Shrinking Government? Not Quite.

Years of stories about skyrocketing government spending? Uncontested reports of soaring federal debt?  The unemployment reality that Americans live every day?  The New York Times thinks you should be watching the magician’s other hand, at least if Floyd Norris’s report is any indication:

For the first time in 40 years, the government sector of the American economy has shrunk during the first three years of a presidential administration.

Of course, the qualifications come almost immediately:

Spending by the federal government, adjusted for inflation, has risen at a slow rate under President Obama. But that increase has been more than offset by a fall in spending by state and local governments, which have been squeezed by weak tax receipts.

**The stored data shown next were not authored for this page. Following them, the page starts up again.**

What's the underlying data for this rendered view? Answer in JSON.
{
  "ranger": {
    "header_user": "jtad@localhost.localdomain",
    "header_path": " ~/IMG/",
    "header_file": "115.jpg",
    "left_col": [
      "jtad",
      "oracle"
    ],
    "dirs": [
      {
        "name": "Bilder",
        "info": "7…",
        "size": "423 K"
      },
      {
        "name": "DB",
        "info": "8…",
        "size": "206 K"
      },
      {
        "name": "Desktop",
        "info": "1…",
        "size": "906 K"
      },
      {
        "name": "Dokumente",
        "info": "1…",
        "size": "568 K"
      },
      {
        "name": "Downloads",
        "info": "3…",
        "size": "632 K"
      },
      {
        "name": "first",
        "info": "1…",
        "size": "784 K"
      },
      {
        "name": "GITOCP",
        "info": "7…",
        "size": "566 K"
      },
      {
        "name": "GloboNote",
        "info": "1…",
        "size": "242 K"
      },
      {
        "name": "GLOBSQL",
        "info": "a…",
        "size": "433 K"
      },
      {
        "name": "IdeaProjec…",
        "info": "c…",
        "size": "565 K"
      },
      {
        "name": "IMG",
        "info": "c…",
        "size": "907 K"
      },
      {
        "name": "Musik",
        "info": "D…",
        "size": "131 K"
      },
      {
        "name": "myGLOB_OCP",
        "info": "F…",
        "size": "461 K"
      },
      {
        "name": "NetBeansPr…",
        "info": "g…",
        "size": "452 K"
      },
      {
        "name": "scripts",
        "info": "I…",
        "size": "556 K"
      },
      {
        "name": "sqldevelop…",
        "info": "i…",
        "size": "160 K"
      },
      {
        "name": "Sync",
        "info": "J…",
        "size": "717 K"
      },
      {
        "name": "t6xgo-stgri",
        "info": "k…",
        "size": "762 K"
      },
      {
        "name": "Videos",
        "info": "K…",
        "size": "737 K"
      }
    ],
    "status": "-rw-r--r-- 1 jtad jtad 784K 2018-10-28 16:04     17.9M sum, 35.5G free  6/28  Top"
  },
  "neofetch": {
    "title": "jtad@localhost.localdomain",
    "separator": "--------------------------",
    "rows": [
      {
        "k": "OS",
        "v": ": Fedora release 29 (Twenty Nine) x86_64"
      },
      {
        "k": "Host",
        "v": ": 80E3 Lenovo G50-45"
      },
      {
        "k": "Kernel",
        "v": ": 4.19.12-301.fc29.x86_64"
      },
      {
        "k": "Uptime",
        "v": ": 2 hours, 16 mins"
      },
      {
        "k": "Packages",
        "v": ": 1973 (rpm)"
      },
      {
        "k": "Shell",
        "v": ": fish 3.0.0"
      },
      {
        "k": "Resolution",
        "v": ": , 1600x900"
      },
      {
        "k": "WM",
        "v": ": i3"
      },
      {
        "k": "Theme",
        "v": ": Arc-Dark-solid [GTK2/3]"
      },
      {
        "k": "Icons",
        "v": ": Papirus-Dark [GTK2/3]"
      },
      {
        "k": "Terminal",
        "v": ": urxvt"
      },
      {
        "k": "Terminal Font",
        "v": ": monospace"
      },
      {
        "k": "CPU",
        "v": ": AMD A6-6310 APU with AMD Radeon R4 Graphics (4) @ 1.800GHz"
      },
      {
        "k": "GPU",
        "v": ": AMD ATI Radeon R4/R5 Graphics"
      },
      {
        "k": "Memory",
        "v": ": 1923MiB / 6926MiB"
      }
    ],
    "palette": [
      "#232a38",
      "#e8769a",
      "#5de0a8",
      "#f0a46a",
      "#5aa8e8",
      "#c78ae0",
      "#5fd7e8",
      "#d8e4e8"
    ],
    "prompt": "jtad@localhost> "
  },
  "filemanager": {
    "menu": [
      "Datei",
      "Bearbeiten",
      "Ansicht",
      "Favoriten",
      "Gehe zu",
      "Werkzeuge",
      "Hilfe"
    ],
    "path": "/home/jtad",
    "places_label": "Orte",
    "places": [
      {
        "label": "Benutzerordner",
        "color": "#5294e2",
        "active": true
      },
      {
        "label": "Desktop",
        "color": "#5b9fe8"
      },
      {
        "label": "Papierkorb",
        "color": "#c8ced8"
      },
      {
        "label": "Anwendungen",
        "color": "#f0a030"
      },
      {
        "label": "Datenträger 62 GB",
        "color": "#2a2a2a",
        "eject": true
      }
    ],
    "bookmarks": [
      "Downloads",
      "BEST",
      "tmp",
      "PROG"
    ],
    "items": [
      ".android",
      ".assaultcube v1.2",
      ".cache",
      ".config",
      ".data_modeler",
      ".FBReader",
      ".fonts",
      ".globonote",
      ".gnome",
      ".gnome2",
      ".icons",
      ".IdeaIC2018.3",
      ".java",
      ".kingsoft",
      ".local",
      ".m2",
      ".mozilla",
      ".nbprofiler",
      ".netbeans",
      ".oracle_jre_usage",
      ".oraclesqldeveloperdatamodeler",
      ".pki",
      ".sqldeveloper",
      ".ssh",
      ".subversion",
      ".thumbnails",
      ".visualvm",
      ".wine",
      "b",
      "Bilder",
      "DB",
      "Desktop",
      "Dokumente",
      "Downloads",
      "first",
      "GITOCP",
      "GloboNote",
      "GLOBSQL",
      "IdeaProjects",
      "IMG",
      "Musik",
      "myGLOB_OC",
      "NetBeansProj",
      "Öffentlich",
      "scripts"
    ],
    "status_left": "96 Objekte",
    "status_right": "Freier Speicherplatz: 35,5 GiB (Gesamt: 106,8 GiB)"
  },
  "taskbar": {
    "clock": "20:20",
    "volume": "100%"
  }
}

So, Norris is shuffling into the deck local and state spending, which are inherently bound by an inability to run deficits, create money, and simply charge local property, sales, and income taxpayers more than they’re willing to spend.  It’s not surprising that the answer, during the Great Recession, has increasingly been, “not much more.”  Looking a little closer, at his charts, shows that the feds’ “slow rate” is only attributable to the near stagnation of military spending.

More important, though, are the terms of the analysis.

First of all, the rate of growth is a matter of acceleration, not of absolute numbers.  A $1 trillion increase these days is not quite what a $1 trillion increase would have been during the initial years of the W presidency.  Furthermore, the numbers shown are percentage growth from the beginning of the first quarter of the president’s term, so the early boost of the stimulus and other factors leading up to Obama’s early days set a high bar.

Second of all, using the “government sector” of GDP is misleading, because it leaves out entitlement spending (i.e., direct transfers) and interest payments.  As this chart shows, entitlements constitute around 60% of spending, and in the Times charts it would appear under “private” economy, not “government.”

The different views of government spending are explained well in a Cato post by Chris Edwards.  It’s from the end of 2009, but already it shows the leaps being made in total government expenditures.  This nifty tool allows an interactive idea of how the various factors interrelate.

The upshot is that, while it’s possible to cut the data in such a way as to make a counter-intuitive (and by-most-definitions false) booster point on President Obama’s behalf, it isn’t a very accurate way to characterize what the United States is actually experiencing.